JSON Schema Validation in Ruby
You expect input from the outside world in JSON format and want to make sure it has all the properties you expect? Great, say hello to JSON Schema. In this post I’ll go over defining a schema and using it to validate JSON input in a Ruby program using the json_schemer gem.
Modeling the Input
Validating input is rarely done for its own sake, but in order to check that the input fits to some kind of model. This model can specify presence or absence of attributes, allowed values, or integrity constraints across objects.
As example, let’s model events for a calendar. Events should have a title and a date. With this we can look into a calendar and quickly see what happens and when it happens. Further, we can add a longer description, and a time. If the event has a time, it can also have an end time, but the end time is not allowed if the (start) time is not set.
(You could also model this differently, e.g. not require a title, but instead a location, or not use an end time but a duration attribute.)
For example, the objects below both should be valid. The left one with minimal number of attributes, the right one with all attributes:
{
  "title": "Christmas",
  "date": "2019-12-24"
}
{
  "title": "Christmas Dinner",
  "date": "2019-12-24",
  "description": "We meet at my Mom's ↩
            house and enjoy the food.",
  "time": "18:00",
  "end-time": "23:00"
}
On the other hand, the following documents should not be accepted. The left document has two errors, as it lacks the title-attribute, and the date is a not in a date format. The right document’s attributes are fine by themselves, however the end-time is not allowed without a time.
{
  "address": "Carthage",
  "date": "Friday"
}
{
  "title": "Christmas Dinner",
  "date": "2019-12-24",
  "end-time": "23:00"
}
Expressing as JSON Schema
A JSON Schema description is an object that basically looks like this:
{
  "$id": "https://example.com/calendar-event.schema.json",
  "$schema": "http://json-schema.org/draft-07/schema#",
  "title": "Calendar Event",
  "type": "object",
  "properties": { ... }
}
The $id-attribute contains a unique identifier of that schema, $schema indicates the variant of the schema that is followed. With title we can provide a readable title for the thing we actually want to model, and type is, well, the type of the thing. Finally, properties contains a description of the attributes of the object.

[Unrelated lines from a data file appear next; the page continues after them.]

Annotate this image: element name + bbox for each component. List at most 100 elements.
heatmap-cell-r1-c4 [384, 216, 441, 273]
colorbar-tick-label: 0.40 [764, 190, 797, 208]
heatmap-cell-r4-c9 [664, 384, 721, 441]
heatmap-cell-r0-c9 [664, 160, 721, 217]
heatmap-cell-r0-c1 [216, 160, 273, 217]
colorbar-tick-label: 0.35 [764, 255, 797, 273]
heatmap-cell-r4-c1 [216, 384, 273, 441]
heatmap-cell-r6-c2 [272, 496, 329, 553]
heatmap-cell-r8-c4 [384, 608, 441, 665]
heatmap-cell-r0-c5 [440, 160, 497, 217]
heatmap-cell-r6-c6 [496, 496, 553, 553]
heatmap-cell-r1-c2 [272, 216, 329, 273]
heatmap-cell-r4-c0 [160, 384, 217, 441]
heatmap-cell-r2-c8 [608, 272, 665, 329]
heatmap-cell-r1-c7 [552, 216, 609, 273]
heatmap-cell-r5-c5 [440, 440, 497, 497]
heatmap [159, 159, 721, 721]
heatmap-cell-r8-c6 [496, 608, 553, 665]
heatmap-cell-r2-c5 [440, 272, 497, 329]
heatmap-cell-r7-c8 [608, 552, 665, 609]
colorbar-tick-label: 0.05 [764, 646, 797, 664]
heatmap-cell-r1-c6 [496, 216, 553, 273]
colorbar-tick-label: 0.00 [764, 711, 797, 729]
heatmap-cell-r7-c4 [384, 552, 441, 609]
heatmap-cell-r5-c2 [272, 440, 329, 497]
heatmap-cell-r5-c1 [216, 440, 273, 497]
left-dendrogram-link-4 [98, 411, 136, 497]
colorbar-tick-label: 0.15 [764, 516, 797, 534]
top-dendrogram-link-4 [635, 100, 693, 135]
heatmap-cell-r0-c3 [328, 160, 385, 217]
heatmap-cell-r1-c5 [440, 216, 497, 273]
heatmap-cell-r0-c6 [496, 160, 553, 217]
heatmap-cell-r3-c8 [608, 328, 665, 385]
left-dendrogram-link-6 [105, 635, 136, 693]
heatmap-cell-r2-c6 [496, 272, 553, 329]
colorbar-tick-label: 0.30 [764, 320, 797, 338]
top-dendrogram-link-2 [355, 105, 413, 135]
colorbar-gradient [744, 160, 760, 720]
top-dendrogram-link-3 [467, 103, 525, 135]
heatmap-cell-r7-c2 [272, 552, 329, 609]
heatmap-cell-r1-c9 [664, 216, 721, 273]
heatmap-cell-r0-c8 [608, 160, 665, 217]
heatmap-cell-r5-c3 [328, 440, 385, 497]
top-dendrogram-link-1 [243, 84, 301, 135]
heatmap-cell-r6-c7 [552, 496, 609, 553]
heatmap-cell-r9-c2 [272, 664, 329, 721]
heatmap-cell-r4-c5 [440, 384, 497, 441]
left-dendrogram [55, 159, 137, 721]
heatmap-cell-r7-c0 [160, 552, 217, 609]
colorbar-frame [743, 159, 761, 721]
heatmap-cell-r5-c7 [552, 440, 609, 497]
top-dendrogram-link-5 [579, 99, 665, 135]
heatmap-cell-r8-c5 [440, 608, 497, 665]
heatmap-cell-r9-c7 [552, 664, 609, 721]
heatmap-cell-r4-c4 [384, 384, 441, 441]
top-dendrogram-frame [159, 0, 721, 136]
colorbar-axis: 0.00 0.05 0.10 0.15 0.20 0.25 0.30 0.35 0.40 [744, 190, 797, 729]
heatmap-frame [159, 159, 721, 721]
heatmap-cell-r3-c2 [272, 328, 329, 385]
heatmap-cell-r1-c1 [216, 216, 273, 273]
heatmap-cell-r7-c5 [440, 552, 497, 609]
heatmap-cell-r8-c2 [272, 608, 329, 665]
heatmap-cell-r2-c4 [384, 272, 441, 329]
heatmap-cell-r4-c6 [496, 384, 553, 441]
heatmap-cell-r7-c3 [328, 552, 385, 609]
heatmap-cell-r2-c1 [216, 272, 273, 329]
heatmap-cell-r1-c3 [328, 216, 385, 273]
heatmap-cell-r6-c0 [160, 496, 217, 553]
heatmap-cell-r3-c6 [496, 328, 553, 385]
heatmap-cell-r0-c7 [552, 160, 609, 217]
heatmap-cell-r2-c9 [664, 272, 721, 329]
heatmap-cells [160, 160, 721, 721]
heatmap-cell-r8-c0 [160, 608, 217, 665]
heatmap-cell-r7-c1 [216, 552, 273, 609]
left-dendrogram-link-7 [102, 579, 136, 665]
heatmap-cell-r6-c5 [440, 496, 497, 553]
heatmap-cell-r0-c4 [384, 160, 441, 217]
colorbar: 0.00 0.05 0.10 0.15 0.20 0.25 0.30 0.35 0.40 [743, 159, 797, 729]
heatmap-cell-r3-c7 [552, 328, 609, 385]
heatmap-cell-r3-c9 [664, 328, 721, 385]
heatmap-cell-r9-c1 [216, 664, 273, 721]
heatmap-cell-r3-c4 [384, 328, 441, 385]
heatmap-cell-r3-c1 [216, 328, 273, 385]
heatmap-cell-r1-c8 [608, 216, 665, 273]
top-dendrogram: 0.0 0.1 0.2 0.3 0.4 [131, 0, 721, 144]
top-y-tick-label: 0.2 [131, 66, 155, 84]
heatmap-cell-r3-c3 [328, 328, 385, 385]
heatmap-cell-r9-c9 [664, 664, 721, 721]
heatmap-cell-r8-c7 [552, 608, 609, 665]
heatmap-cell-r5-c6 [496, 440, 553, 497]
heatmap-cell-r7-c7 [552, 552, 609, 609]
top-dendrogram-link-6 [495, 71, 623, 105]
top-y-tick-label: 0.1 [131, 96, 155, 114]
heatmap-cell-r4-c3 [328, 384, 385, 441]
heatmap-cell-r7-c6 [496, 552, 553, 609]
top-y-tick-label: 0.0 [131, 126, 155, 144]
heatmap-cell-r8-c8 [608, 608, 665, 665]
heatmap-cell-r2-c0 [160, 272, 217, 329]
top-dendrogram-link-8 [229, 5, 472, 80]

The properties’ keys are the attribute names of the described object, and the values describe how the attribute values should look like. The title attribute is of type string. Also, we don’t want empty titles, which we force by setting the minimal length to 1. For including documentation, we also add a description; and voila:
  "title": {
    "type": "string",
    "minLength": 1,
    "description": "The title of this event."
  }
For the date, the object should also contain a string. However, we can leverage the format property defined by JSON Schema, which allows only dates in the form of YYYY-MM-DD and not arbitrary strings:
  "date": {
    "type": "string",
    "format": "date",
    "description": "The date of this event."
  }
As the description is optional, we just define a type for it.
  "description": {
    "type": "string",
    "description": "A description of the event"
  }
The time should look like HH:MM. There is also a format for time, but this includes seconds and timezones, which is too much for this example. Another option, is to define a regular expression for that, that the string should match. This is done with pattern:
  "time": {
    "type": "string",
    "pattern": "^([0-9]|[01][0-9]|2[0-3]):[0-5][0-9]$",
    "description": "When the event starts."
  }
And "end-time" works the same.
Now we defined the properties of an event object. This means, an object that contains, e.g., "time": "midnight", is not a valid event. If the title attribute would be missing, it is not covered yet. For this, we additionally need to list the required attributes:
  "required": ["title", "date"]
Last thing we wanted, is that the end-time is allowed only if there is a time. This is done using a dependency. Dependencies are defined as “if this attribute is present, also this list of other attributes needs to be defined”:
  "dependencies": {
    "end-time": ["time"]
  }
Using the Schema with Ruby and json_schemer
We just feed the raw JSON Schema to JSONSchemer.schema which is the entry point for the json_schemer-gem:
require "json_schemer"
schema = JSONSchemer.schema(File.read("ex1_schema.json"))
Testing, if a schema is valid is done with the valid? method:
valid_doc = JSON.parse '{
  "title": "Christmas",
  "date": "2019-12-24"
}'
schema.valid? valid_doc
# => true
invalid_doc = JSON.parse '{
  "time": "20:00"
}'
schema.valid? invalid_doc
# => false
If you also want to tell the your user, what part of the schema is faulty, you can use the validate method. This returns an enumerator that contains all errors. Each object in the enumerator contains a data_pointer that indicates where the error is and a type that says what went wrong.
unless schema.valid?(document)
  puts "================================="
  puts "Document not valid:"
  schema.validate(document).each do |v|
      puts "- error type: #{v["type"]}"
      puts "  data: #{v['data']}"
      puts "  path: #{v["data_pointer"]}"
  end
end
For the first invalid example from above, this snippet outputs
Document not valid:
- error type: required
  data: {"address"=>"Carthage", "date"=>"Friday"}
  path:
- error type: format
  data: Friday
  path: /date
The first error comes from the requirement of the title attribute to be present. As this is validated on the entire object, it appears in the data field of the error, and the path is an empty string (pointing to the root of the object).
The second error is, because the string found in the /date path with content Friday does not match the desired format.
To provide nicer errors to our users we can format them like this:
def nice_error verr
  case verr["type"]
  when "required"
    "Path '#{verr["data_pointer"]}' is missing keys: #{verr["details"]["missing_keys"].join ', '}"
  when "format"
    "Path '#{verr["data_pointer"]}' is not in required format (#{verr["schema"]["format"]})"
  when "minLength"
    "Path '#{verr["data_pointer"]}' is not long enough (min #{verr["schema"]["minLength"]})"
  else
    "There is a problem with path '#{verr["data_pointer"]}'. Please check your input."
  end
end
# validate a series of objects
(valid + invalid).each do |d|
  unless schema.valid?(d)
    puts "Document not valid:"
    schema.validate(d).each do |v|
      puts "- #{nice_error v}"
    end
  end
end
Conclusion
This was a quick start for when you want to make sure that the JSON documents you are reading fulfill certain properties. You can look at the schema, Ruby code, and valid examples 1 and 2 as well as invalid examples 1, 2, 3, and 4.
If you want to explore more of JSON Schema’s possibilities, look at this page. If you are not a Ruby person, the JSON Schema website has an extensive list of libraries in other language.